I think it’s a tribute to just how bored we got that we didn’t all scatter to our rooms and solitary activities the minute we saw him.
Six months ago, about ten of us were playing hide-and-seek, and Danelle was It. She had to count off to a hundred while standing near the Gardener, because it was the one place none of us were likely to hide, and so the only place she wouldn’t easily hear us hiding. I’m not sure if he was aware of the logic or not, but he seemed charmed to be part of the game, even peripherally.
I nearly always climbed the tree during these games, mainly because practicing for two years on the fire escape of the apartment meant I could climb higher and faster than anyone else. They might find me pretty easily, but they couldn’t actually reach me to tag.
Evita was scared of heights, just like she was scared of enclosed spaces. Someone always stayed with her at night in case the walls came down so she wouldn’t be alone and terrified. Evita never climbed. Except that day. I don’t know why she wanted to, especially not when we could see how scared she was once she got about six feet off the ground, but even when we called across that it was okay, she could still hide somewhere else, she was determined. “I can be brave,” she said. “I can be brave like Maya.”

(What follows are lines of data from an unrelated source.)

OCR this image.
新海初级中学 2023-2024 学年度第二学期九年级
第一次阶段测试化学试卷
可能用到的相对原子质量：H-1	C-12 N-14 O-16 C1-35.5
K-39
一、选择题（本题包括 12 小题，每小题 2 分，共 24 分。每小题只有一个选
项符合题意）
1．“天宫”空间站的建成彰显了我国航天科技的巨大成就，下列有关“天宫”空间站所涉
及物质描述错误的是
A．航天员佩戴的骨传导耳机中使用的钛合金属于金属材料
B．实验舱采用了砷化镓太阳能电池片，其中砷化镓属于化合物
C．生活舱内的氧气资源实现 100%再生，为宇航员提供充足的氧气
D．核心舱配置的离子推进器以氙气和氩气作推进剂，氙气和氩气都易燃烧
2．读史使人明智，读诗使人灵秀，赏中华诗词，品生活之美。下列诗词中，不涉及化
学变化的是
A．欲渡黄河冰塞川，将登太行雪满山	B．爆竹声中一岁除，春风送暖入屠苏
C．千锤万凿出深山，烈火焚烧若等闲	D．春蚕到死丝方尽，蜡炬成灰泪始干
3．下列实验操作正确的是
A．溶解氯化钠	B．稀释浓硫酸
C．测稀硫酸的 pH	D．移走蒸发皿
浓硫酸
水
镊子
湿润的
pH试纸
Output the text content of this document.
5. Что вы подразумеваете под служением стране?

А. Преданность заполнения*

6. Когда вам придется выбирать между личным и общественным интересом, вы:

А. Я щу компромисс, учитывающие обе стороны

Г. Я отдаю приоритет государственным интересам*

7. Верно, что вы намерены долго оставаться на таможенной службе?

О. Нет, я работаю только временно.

From beside Danelle, the Gardener watched us with worried eyes, like he did whenever one of us went against our habits.
Danelle reached ninety-nine and just stopped, giving Evita more time to hide. We all did that sometimes, if we could hear her. Danelle kept her back turned and her hands over her tattooed face, waiting for silence.
It took Evita almost ten minutes, but she pulled herself up the tree inch by inch until she was fifteen feet up and sitting on one of the branches. Tears tracked down her face, but she looked at me in a nearby tree and gave me a wavering smile. “I can be brave,” she said.
“You’re very brave, Evita,” I told her. “Braver than all the rest of us.”
She nodded and looked down between her feet at the ground that seemed so far away. “I don’t like it up here.”
“Do you want me to help you down?”
She nodded again.
I stood carefully on my branch and turned so I could start down my tree, only to hear Ravenna cry out behind me. “Evita, no! Wait for Maya!”